Using a hold-out data set from your training data in order to calculate the test data is an excellent way to get a much more reliable estimation on the future accuracy of a model. But still there is a problem: how do we know that the hold-out set was not particularly easy for the model? It could be that the random sample you selected is not so random after all, especially if you only have small training data sets available. You might end up with all the tough data rows for building the model and the easy ones for testing – or the other way round. In both cases your test error might be less representative of the model accuracy than you think.

One idea might be to just repeat the sampling of a hold-out set multiple times and use different samples each time for the hold-out set. For example, you might create 10 different hold-out sets and 10 different models on the remaining training data sets. And in the end you can just average those 10 different test errors and will end up with a better estimate which is less dependent on the actual sample of the test set. This procedure has a name – repeated hold-out testing. It was the standard way of validating models for some time, but nowadays it has been replaced by a different approach.
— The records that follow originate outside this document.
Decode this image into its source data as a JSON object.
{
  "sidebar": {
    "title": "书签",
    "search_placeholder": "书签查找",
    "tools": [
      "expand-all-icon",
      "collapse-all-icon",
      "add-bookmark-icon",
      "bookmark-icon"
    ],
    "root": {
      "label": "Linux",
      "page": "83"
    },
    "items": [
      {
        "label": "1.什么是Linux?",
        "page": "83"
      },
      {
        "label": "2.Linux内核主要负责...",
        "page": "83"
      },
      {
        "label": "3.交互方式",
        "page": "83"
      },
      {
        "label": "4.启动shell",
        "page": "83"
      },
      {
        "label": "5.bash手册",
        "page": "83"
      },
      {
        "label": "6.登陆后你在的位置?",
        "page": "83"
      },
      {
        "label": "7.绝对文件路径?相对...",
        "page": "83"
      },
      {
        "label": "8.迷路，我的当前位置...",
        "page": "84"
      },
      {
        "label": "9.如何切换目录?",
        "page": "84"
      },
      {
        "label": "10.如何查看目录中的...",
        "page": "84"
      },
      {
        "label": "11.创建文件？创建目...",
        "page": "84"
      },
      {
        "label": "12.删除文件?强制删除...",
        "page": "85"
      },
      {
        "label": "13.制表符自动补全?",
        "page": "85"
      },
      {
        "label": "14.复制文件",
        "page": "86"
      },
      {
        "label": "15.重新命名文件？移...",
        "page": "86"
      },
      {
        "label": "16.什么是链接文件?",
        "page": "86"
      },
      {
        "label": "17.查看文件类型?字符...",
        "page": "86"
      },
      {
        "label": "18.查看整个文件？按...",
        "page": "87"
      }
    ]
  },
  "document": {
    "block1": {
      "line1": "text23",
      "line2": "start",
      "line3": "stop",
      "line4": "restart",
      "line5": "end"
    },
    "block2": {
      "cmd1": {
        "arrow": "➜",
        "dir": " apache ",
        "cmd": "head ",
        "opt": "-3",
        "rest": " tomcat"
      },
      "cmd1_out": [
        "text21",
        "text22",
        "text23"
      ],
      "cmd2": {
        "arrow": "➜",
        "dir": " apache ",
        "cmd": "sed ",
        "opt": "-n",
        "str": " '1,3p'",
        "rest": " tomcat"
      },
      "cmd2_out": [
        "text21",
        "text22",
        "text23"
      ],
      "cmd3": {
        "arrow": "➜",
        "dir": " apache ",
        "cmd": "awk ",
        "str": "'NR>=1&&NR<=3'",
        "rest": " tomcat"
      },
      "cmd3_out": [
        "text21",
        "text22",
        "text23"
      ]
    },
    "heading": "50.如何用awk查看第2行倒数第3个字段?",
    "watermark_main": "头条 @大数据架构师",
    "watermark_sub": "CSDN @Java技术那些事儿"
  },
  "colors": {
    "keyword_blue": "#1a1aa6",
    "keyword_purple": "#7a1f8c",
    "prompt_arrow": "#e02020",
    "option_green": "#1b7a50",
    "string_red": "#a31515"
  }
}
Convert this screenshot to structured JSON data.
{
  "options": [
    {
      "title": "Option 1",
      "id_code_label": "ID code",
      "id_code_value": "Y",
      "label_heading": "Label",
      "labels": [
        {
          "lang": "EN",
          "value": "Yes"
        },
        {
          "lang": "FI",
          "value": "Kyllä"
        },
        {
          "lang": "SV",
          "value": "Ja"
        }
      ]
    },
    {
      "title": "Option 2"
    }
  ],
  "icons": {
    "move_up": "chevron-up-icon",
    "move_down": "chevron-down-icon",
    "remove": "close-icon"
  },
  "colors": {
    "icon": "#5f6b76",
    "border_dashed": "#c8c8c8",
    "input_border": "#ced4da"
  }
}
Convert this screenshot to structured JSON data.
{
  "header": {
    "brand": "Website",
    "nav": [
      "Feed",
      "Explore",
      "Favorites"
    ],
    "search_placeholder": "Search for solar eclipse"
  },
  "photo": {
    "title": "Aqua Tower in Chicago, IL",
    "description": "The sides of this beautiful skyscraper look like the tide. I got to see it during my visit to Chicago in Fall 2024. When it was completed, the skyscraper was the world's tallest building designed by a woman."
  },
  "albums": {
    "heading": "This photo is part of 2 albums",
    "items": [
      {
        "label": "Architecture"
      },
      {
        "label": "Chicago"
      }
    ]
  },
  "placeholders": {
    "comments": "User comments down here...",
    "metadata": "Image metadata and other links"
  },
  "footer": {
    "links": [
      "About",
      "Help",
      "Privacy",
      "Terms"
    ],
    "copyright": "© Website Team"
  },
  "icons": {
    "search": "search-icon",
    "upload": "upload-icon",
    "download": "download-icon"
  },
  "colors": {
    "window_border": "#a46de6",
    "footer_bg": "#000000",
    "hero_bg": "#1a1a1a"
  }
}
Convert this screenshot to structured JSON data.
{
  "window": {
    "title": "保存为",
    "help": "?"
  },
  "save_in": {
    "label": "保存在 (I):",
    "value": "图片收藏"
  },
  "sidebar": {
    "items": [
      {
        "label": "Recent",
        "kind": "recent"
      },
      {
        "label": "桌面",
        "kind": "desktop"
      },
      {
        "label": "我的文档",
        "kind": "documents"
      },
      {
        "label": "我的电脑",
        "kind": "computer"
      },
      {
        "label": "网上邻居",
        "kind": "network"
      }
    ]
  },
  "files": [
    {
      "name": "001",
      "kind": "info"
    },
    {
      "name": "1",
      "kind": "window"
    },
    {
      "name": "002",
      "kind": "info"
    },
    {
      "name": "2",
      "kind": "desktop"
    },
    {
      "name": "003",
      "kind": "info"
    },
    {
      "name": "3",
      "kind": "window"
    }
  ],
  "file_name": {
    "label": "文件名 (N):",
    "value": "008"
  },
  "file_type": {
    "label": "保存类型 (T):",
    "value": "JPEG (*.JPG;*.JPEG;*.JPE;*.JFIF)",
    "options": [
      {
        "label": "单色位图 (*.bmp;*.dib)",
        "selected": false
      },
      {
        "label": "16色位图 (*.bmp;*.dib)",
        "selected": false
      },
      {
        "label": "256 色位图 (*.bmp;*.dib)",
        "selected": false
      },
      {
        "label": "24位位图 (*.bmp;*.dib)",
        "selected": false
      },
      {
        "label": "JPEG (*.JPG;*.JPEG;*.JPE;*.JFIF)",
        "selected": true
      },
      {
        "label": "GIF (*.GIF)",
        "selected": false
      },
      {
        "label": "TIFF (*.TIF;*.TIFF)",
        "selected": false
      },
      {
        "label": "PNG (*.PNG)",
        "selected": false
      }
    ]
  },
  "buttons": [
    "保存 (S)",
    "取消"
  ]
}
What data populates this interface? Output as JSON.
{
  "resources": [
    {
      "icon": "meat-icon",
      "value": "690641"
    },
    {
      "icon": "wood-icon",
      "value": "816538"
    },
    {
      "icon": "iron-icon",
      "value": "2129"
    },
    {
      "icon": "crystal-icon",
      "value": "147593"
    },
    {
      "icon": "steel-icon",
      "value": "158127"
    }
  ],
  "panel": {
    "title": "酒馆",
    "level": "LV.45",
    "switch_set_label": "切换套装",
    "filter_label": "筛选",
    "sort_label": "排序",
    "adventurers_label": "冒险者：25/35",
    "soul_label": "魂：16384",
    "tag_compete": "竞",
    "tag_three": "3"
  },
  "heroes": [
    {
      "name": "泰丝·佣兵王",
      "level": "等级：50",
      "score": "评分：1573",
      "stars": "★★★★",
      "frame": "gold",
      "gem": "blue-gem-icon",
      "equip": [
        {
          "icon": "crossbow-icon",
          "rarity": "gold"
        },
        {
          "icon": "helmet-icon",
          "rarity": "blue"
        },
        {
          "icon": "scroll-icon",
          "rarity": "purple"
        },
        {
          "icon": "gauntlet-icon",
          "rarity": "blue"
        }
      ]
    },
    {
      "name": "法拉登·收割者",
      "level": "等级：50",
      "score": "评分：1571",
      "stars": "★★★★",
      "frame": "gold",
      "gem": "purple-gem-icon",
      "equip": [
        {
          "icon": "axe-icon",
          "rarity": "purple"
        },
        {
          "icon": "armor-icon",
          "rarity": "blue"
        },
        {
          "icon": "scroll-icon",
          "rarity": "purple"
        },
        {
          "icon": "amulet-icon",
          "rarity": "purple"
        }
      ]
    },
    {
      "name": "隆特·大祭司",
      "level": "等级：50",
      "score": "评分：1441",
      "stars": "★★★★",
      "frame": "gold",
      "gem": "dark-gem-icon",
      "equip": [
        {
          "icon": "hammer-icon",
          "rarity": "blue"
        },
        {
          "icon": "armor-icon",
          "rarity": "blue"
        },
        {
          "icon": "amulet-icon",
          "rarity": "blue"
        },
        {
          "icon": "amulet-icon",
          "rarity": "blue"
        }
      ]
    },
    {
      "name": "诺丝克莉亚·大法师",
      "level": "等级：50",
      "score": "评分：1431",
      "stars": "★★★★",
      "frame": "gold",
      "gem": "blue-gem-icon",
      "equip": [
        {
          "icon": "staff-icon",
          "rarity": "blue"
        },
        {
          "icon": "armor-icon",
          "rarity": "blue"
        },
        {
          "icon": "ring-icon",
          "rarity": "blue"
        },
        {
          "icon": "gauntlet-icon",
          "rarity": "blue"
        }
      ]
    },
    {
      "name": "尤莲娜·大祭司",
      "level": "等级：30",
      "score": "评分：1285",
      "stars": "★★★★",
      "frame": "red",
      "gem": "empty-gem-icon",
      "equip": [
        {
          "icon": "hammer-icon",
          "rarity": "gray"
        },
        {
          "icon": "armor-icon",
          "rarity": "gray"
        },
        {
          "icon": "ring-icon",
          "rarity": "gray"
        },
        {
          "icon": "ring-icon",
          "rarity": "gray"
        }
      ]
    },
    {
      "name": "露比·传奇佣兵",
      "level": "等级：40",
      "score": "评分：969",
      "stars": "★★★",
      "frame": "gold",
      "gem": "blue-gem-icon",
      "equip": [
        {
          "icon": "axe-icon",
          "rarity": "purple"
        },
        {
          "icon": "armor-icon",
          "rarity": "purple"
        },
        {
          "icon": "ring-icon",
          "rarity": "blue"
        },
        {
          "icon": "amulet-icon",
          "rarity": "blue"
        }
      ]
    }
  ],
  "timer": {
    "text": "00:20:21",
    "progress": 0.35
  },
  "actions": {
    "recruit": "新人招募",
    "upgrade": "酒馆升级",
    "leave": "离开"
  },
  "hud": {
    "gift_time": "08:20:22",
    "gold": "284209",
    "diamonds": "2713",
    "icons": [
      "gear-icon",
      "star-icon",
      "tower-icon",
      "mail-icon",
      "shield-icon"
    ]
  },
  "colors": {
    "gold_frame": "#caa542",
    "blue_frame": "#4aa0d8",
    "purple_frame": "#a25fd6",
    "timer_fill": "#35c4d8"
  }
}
Although in principle the averaged test errors on the repeated hold-out sets are superior to a single test error on any particular test set, it still has one drawback: we will end up with some data rows being used in multiple of the test sets while other rows have not been used for testing at all. As a consequence, the errors you make on those repeated rows have a higher impact on the test error which is just another form of a bad selection bias. Hmm… what’s a good data scientist to do?

The answer: k-fold cross-validation

With k-fold cross-validation you aren’t just creating multiple test samples repeatedly, but are dividing the complete dataset you have into k disjoint parts of the same size. You then train k different models on k-1 parts each while you test those models always on the remaining part of data. If you do this for all k parts exactly once, you ensure that you use every data row equally often for training and exactly once for testing. And you still end up with k test errors similar to the repeated holdout set discussed above.


  • In machine learning, training a predictive model means finding a function which maps a set of values x to a value y.
  • We can calculate how well such a model is doing by comparing the predicted values with the true values for y.
  • If we apply the model on the data it was trained on, we can calculate the training error.
  • If we calculate the error on data which was unknown in the training phase, we can calculate the test error.
  • You should never use the training error for estimating how well a model will perform. In fact, it is better to not care at all about the training error.
  • You can always build a hold-out set of your data not used for training in order to calculate the much more reliable test error Cross-validation is a perfect way to make full use of your data without leaking information into the training phase. It should be your standard approach for validating any predictive model.